Czterej Rosyjscy żołnierze będą sądzeni za kradzież kart Andrzeja Przewoźnika, który zginął 10 kwietnia 2010 r. pod Smoleńskiem. Sprawa została skierowana do sądu garnizonowego w tym mieście. Oskarżonym grozi do sześciu lat w kolonii karnej.
O akcie oskarżenia poinformował w sobotę Główny Wojskowy Zarząd Śledczy Komitetu Śledczego (GWZŚKŚ) Federacji Rosyjskiej, który zajmował się sprawą.
To on badał sprawę czterech żołnierzy, którzy skradli karty kredytowe Andrzeja Przewoźnika na miejscu katastrofy smoleńskiej. Śledztwo w tej sprawie zakończyło się pod koniec ubiegłego roku.
"Pieniądze wydatkowali na własne potrzeby"
O ograbienie ciała Przewoźnika, sekretarza Rady Ochrony Pamięci Walki i Męczeństwa, oskarżono Siergieja Syrowa, Artura Pankratowa, Jurija Sankowa i Igora Pustowara. Byli oni wśród żołnierzy skierowanych do ochrony miejsca wypadku.
"Niedaleko od miejsca upadku Tu-154 Syrow znalazł torbę z portfelem, z którego ukradł karty bankowe należące do sekretarza ROPWiM Andrzeja Przewoźnika. Znajdowały się na nich środki na sumę 379 tys. rubli (około 12,5 tys. dolarów - red.)" - podał GWZŚKŚ. Według GWZŚKŚ Syrow znalazł też w portfelu Przewoźnika kartkę papieru, na której były zapisane numery PIN do kart bankowych. "Po powrocie do jednostki Syrow poinformował o znalezisku Pankratowa, Sankowa i Pustowara. Zaproponował im również pobranie pieniędzy z kart, na co ci się zgodzili" - przekazał GWZŚKŚ. "Samowolnie opuściwszy jednostkę, udali się do Smoleńska, gdzie podjęli próbę pobrania z kart wszystkich znajdujących się na nich środków.
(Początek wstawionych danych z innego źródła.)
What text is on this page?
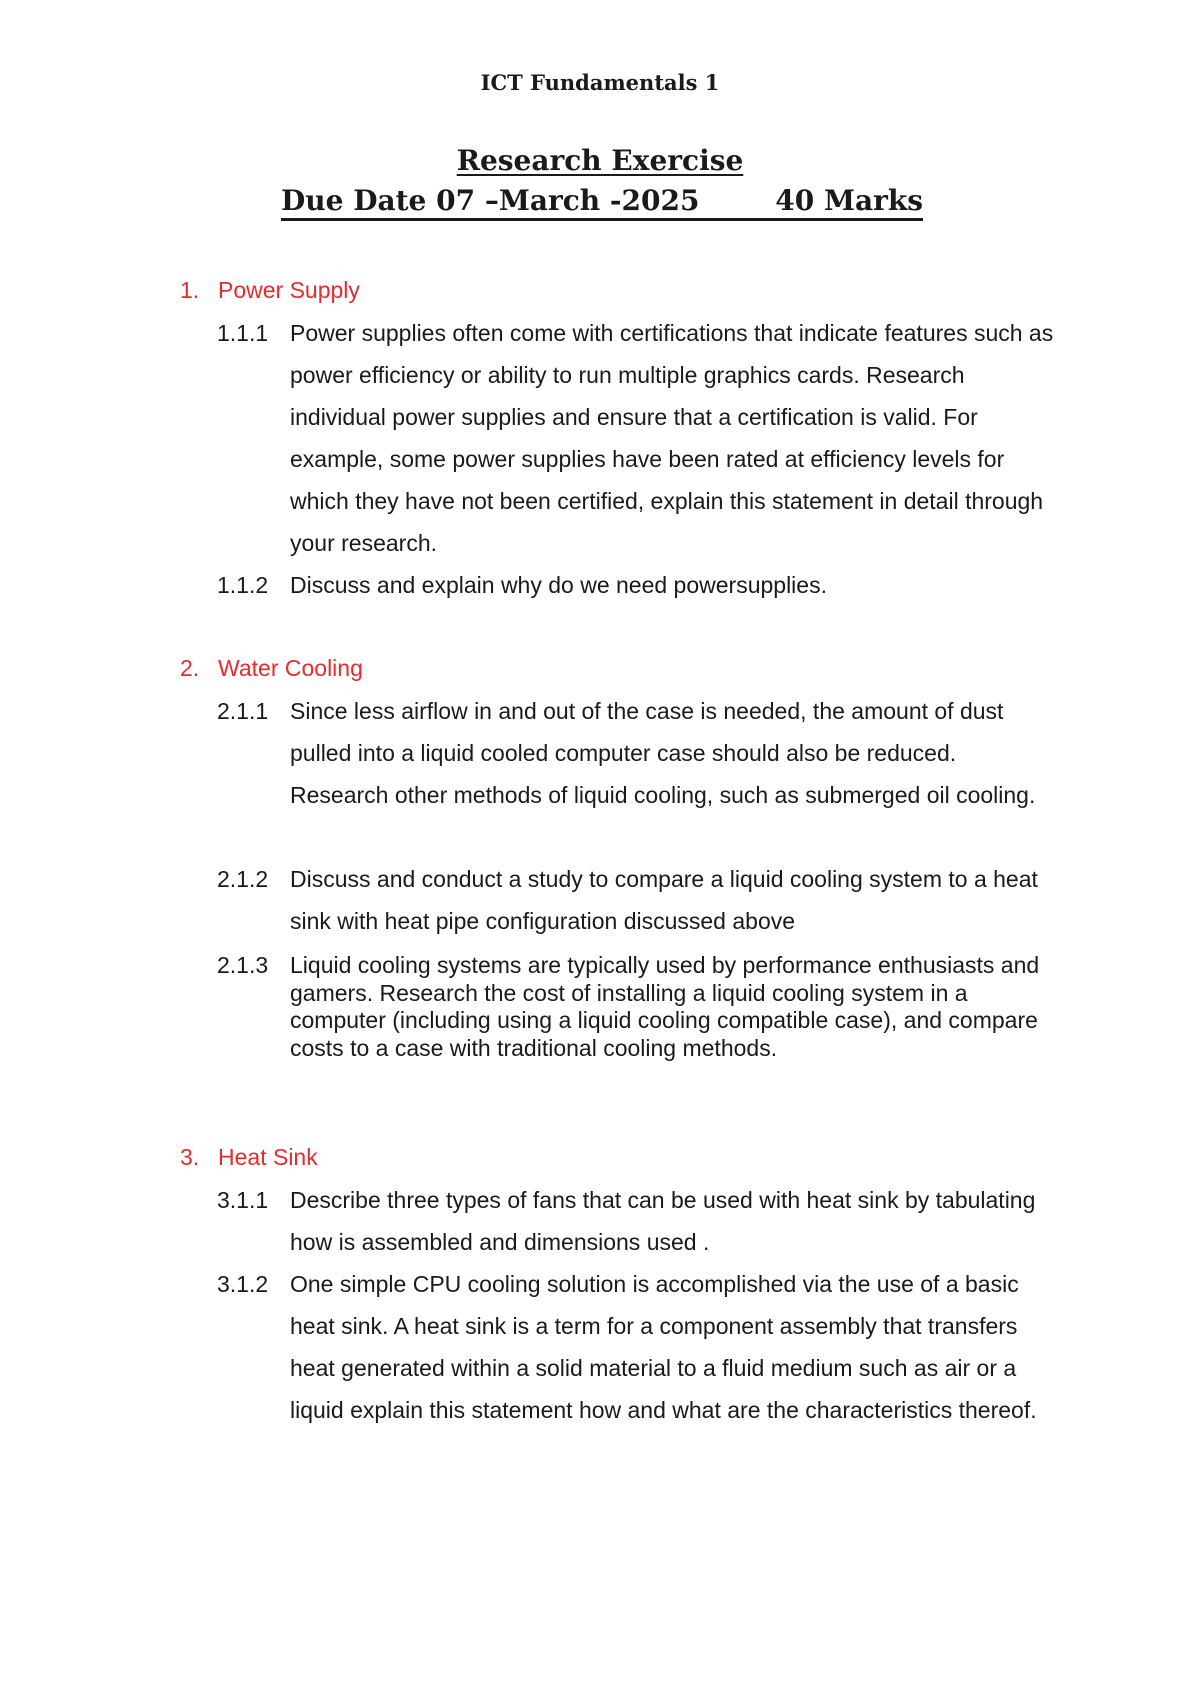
ICT Fundamentals 1
Research Exercise
Due Date 07 –March -2025	40 Marks
1. Power Supply
1.1.1 Power supplies often come with certifications that indicate features such as power efficiency or ability to run multiple graphics cards. Research individual power supplies and ensure that a certification is valid. For example, some power supplies have been rated at efficiency levels for which they have not been certified, explain this statement in detail through your research.
1.1.2 Discuss and explain why do we need powersupplies.
2. Water Cooling
2.1.1 Since less airflow in and out of the case is needed, the amount of dust pulled into a liquid cooled computer case should also be reduced. Research other methods of liquid cooling, such as submerged oil cooling.
2.1.2 Discuss and conduct a study to compare a liquid cooling system to a heat sink with heat pipe configuration discussed above
2.1.3 Liquid cooling systems are typically used by performance enthusiasts and gamers. Research the cost of installing a liquid cooling system in a computer (including using a liquid cooling compatible case), and compare costs to a case with traditional cooling methods.
3. Heat Sink
3.1.1 Describe three types of fans that can be used with heat sink by tabulating how is assembled and dimensions used .
3.1.2 One simple CPU cooling solution is accomplished via the use of a basic heat sink. A heat sink is a term for a component assembly that transfers heat generated within a solid material to a fluid medium such as air or a liquid explain this statement how and what are the characteristics thereof.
Jednak w związku z ustalonym limitem wypłat gotówkowych udało im się pobrać jedynie 56 tys. rubli (około 1850 dol. - red.). Pieniądze te wydatkowali na własne potrzeby" - poinformował GWZŚKŚ. Postawiono im zarzuty "kradzieży dokonanej przez grupę osób w wyniku wcześniejszej zmowy" i "usiłowanie kradzieży cudzej własności o znacznej wartości".
Będą sądzeni też w Polsce?
Śledztwo w sprawie kradzieży kart wszczęto z inicjatywy strony rosyjskiej, a dopiero później strona polska zwróciła się z prośbą o sprawdzenie faktu użycia ich na terytorium Rosji.
Jak donosi RMF FM, warszawska prokuratura zapowiada kolejny wniosek do Rosjan po informacji o zakończeniu postępowania przeciwko żołnierzom.
Dopiero nadesłanie z Rosji dokumentów, między innymi aktu oskarżenia z uzasadnieniem, a także protokołów przesłuchań podejrzanych sprawi, że postępowanie - praktycznie zamrożone ponad 2 lata temu - zostanie wznowione.
Jak powiedział RMF FM Dariusz Ślepokura - rzecznik warszawskiej prokuratury - wtedy będzie możliwe przedstawienie zarzutów czterem żołnierzom. Prokurator zaznaczył, że śledztwo polskie i rosyjskie są niezależne. To oznaczam iż w Polsce możliwe jest także złożenie aktu oskarżenia do sądu. Nie ma natomiast szans, aby podejrzani trafili do polskiego więzienia. Rosja nie wydaje swych obywateli innym krajom - zauważa RMF FM.
Oskarżeni żołnierze
Trzej spośród oskarżonych byli wcześniej sądzeni w Rosji: Syrow - za grabież, Pankratow - za fałszowanie, przechowywanie, przewożenie lub puszczanie w obieg sfałszowanych pieniędzy lub papierów wartościowych oraz Sankow - za kradzież. Karany nie był tylko Pustowar. Rosyjskie media wyraziły zdumienie, że ludzie z takimi życiorysami pełnili służbę na lotnisku przyjmującym prezydenckie samoloty.
Wszyscy czterej zakończyli już służbę wojskową. Obecnie przebywają w miejscach swojego stałego zamieszkania w obwodach moskiewskim, kurskim i smoleńskim. Zastosowano wobec nich środek zapobiegawczy w postaci dozoru policyjnego.